Reproductive control prevents people from reproducing. Coercive pronatalism does the opposite—forcing women to reproduce when they don’t want to.
A ‘Bans Off Our Bodies’ rally in Pittsburgh, Pa., on May 4, 2022. (Mark Dixon / Flickr)
Contemporary attacks on reproductive rights are motivated by many things. Least among them is a genuine concern for the lives and well-being of the babies our system abandons shortly after birth. Chief among them is a penchant for coercion, hostility to women’s autonomy and self-determination, and a desire to enforce our status as mothers first, and human beings a distant second.
Forcing people to have children when they’re not inclined to do so is a kind of extension of the “great replacement” conspiracy theory propagated by the far and not-so-far right. It contends that as birth rates fall and immigration rises, “real” nativist populations are getting replaced by outsiders ready to do the will of globalist political elites. That’s absurd, but no less absurd is the proposed “solution:” forcing women to have more children.
That’s part of the import of rising coercive pronatalism. Beyond the subtle messages in movies, art and culture glorifying parenthood, and unsubtle messages from family members telling women point-blank they are expected to produce children, coercive pronatalism puts institutional pressure on people to have babies. This is often done in the service of nationalist, religious, ethnocentric, racist and/or nativist and xenophobic agendas. It may take the form of restrictions on contraception, or propagandist myths around contraceptive use, or loan forgiveness and other financial incentives in exchange for having large families.

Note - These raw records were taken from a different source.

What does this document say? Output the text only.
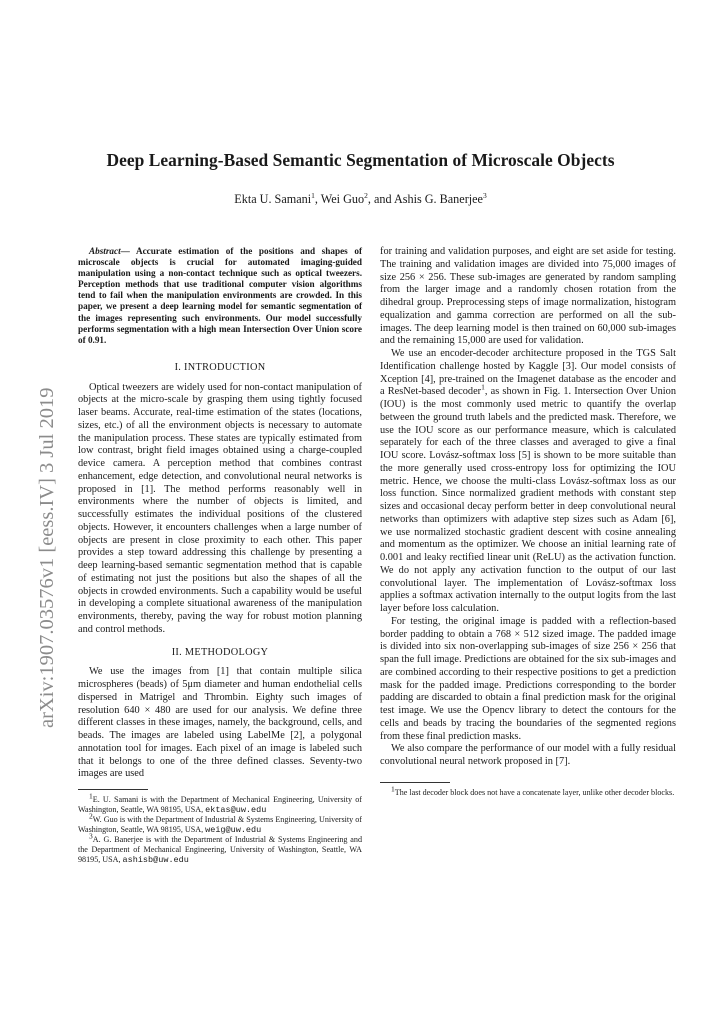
Deep Learning-Based Semantic Segmentation of Microscale Objects
Ekta U. Samani$^1$, Wei Guo$^2$, and Ashis G. Banerjee$^3$
arXiv:1907.03576v1 [eess.IV] 3 Jul 2019

Abstract— Accurate estimation of the positions and shapes of microscale objects is crucial for automated imaging-guided manipulation using a non-contact technique such as optical tweezers. Perception methods that use traditional computer vision algorithms tend to fail when the manipulation environments are crowded. In this paper, we present a deep learning model for semantic segmentation of the images representing such environments. Our model successfully performs segmentation with a high mean Intersection Over Union score of 0.91.

I. INTRODUCTION

Optical tweezers are widely used for non-contact manipulation of objects at the micro-scale by grasping them using tightly focused laser beams. Accurate, real-time estimation of the states (locations, sizes, etc.) of all the environment objects is necessary to automate the manipulation process. These states are typically estimated from low contrast, bright field images obtained using a charge-coupled device camera. A perception method that combines contrast enhancement, edge detection, and convolutional neural networks is proposed in [1]. The method performs reasonably well in environments where the number of objects is limited, and successfully estimates the individual positions of the clustered objects. However, it encounters challenges when a large number of objects are present in close proximity to each other. This paper provides a step toward addressing this challenge by presenting a deep learning-based semantic segmentation method that is capable of estimating not just the positions but also the shapes of all the objects in crowded environments. Such a capability would be useful in developing a complete situational awareness of the manipulation environments, thereby, paving the way for robust motion planning and control methods.

II. METHODOLOGY

We use the images from [1] that contain multiple silica microspheres (beads) of 5μm diameter and human endothelial cells dispersed in Matrigel and Thrombin. Eighty such images of resolution 640 × 480 are used for our analysis. We define three different classes in these images, namely, the background, cells, and beads. The images are labeled using LabelMe [2], a polygonal annotation tool for images. Each pixel of an image is labeled such that it belongs to one of the three defined classes. Seventy-two images are used

$^1$E. U. Samani is with the Department of Mechanical Engineering, University of Washington, Seattle, WA 98195, USA, ektas@uw.edu

$^2$W. Guo is with the Department of Industrial & Systems Engineering, University of Washington, Seattle, WA 98195, USA, weig@uw.edu

$^3$A. G. Banerjee is with the Department of Industrial & Systems Engineering and the Department of Mechanical Engineering, University of Washington, Seattle, WA 98195, USA, ashisb@uw.edu

for training and validation purposes, and eight are set aside for testing. The training and validation images are divided into 75,000 images of size 256 × 256. These sub-images are generated by random sampling from the larger image and a randomly chosen rotation from the dihedral group. Preprocessing steps of image normalization, histogram equalization and gamma correction are performed on all the sub-images. The deep learning model is then trained on 60,000 sub-images and the remaining 15,000 are used for validation.

We use an encoder-decoder architecture proposed in the TGS Salt Identification challenge hosted by Kaggle [3]. Our model consists of Xception [4], pre-trained on the Imagenet database as the encoder and a ResNet-based decoder$^1$, as shown in Fig. 1. Intersection Over Union (IOU) is the most commonly used metric to quantify the overlap between the ground truth labels and the predicted mask. Therefore, we use the IOU score as our performance measure, which is calculated separately for each of the three classes and averaged to give a final IOU score. Lovász-softmax loss [5] is shown to be more suitable than the more generally used cross-entropy loss for optimizing the IOU metric. Hence, we choose the multi-class Lovász-softmax loss as our loss function. Since normalized gradient methods with constant step sizes and occasional decay perform better in deep convolutional neural networks than optimizers with adaptive step sizes such as Adam [6], we use normalized stochastic gradient descent with cosine annealing and momentum as the optimizer. We choose an initial learning rate of 0.001 and leaky rectified linear unit (ReLU) as the activation function. We do not apply any activation function to the output of our last convolutional layer. The implementation of Lovász-softmax loss applies a softmax activation internally to the output logits from the last layer before loss calculation.

For testing, the original image is padded with a reflection-based border padding to obtain a 768 × 512 sized image. The padded image is divided into six non-overlapping sub-images of size 256 × 256 that span the full image. Predictions are obtained for the six sub-images and are combined according to their respective positions to get a prediction mask for the padded image. Predictions corresponding to the border padding are discarded to obtain a final prediction mask for the original test image. We use the Opencv library to detect the contours for the cells and beads by tracing the boundaries of the segmented regions from these final prediction masks.

We also compare the performance of our model with a fully residual convolutional neural network proposed in [7].

$^1$The last decoder block does not have a concatenate layer, unlike other decoder blocks.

If these inducements don’t convince women to have children, then abortion bans are instituted to force them into it against their will. Anti-democratic abortion bans are in effect in China, Russia, Hungary, Brazil, the U.S.and Poland, among others, often justified by nativist, baby-bust alarmism. According to the U.N., such policies lead to more unsafe illegal abortions, greater maternal mortality risks from unintended pregnancies, and a rise in unwanted births.
Even subtle pronatalist pressures are enormously powerful in shaping women’s life paths and self-esteem.

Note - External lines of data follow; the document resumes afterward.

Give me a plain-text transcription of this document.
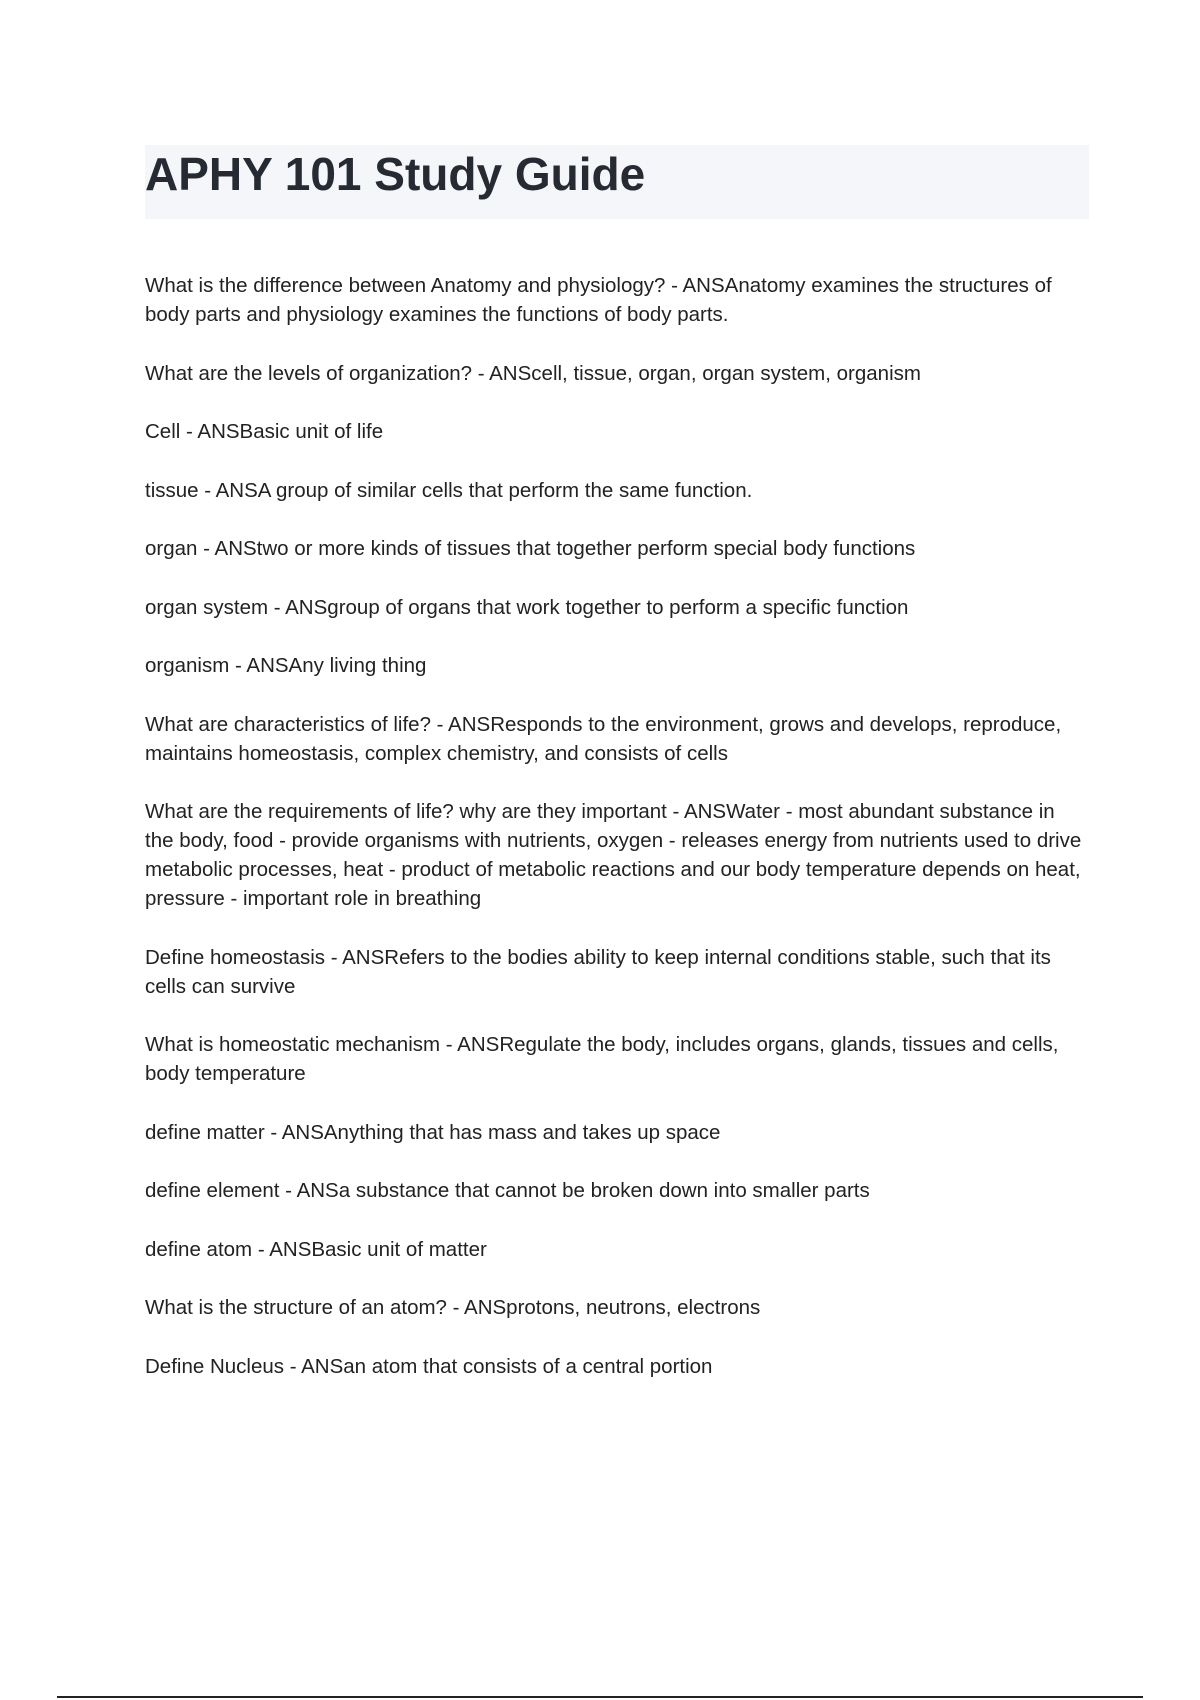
APHY 101 Study Guide
What is the difference between Anatomy and physiology? - ANSAnatomy examines the structures of body parts and physiology examines the functions of body parts.
What are the levels of organization? - ANScell, tissue, organ, organ system, organism
Cell - ANSBasic unit of life
tissue - ANSA group of similar cells that perform the same function.
organ - ANStwo or more kinds of tissues that together perform special body functions
organ system - ANSgroup of organs that work together to perform a specific function
organism - ANSAny living thing
What are characteristics of life? - ANSResponds to the environment, grows and develops, reproduce, maintains homeostasis, complex chemistry, and consists of cells
What are the requirements of life? why are they important - ANSWater - most abundant substance in the body, food - provide organisms with nutrients, oxygen - releases energy from nutrients used to drive metabolic processes, heat - product of metabolic reactions and our body temperature depends on heat, pressure - important role in breathing
Define homeostasis - ANSRefers to the bodies ability to keep internal conditions stable, such that its cells can survive
What is homeostatic mechanism - ANSRegulate the body, includes organs, glands, tissues and cells, body temperature
define matter - ANSAnything that has mass and takes up space
define element - ANSa substance that cannot be broken down into smaller parts
define atom - ANSBasic unit of matter
What is the structure of an atom? - ANSprotons, neutrons, electrons
Define Nucleus - ANSan atom that consists of a central portion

As a result of failed family planning policies and pronatalist cultural narratives, 45 percent of the 6 million pregnancies in the U.S. are unintended, and approximately a million unwanted children are born each year. Unintended pregnancy rates are highest among low-income women, women aged 18–24, cohabiting women and women of color. For mothers in marginalized communities, unintended pregnancies rob them of education, empowerment and career opportunity. For babies born into families missing the material and emotional resources needed to flourish, unintended pregnancies cause suffering and documented adverse physical and mental health outcomes.
In the course of my career studying, teaching and raising awareness about reproductive rights, I have come to realize that even subtle pronatalist pressures are enormously powerful in shaping women’s life paths and self-esteem. I grew up in India, the second most populated country in the world, where cultural expectations that women will procreate are overpowering. But even in the so-called “industrialized” world, there is no escaping the pressures to have children even when it is not what we truly desire.
These pressures are the water in which we swim, so ubiquitous that for many of us, it’s difficult to even discern what we truly desire. People make their “voluntary” reproductive choices in a cultural and institutional context that constrains them not to remain single, not to choose a child-free path, not to bear only one child, not to have elective sterilization, not to experience ambivalence or regret about choosing parenthood, and to only choose biological parenthood (including IVF over adoption). We would do well to ask what women would choose if they didn’t have to navigate this treacherous landscape.
Reproductive control through coercion has been associated with preventing people from reproducing, especially those in marginalized communities. Coercive pronatalism does the opposite, forcing women to reproduce when they don’t want to. But it’s still an abrogation of reproductive rights, just as forced sterilization programs are. The fight for reproductive liberation must combat coercive pronatalism. It’s just as much a violation of our bodies and our psyches as other forms of coercion.
As an instructor of the first-ever graduate course on pronatalism and overpopulation, I see daily the impact of pronatalism on young people of different genders. When they are offered the opportunity to examine the pressures put on them to reproduce, and to see the alternatives that lie beyond, they experience an enormous sense of relief and liberation. If we truly value human life, and not just in an embryonic state, we must extend those opportunities to all people of reproductive age and break out of the coercive pronatalist narrative that surrounds us.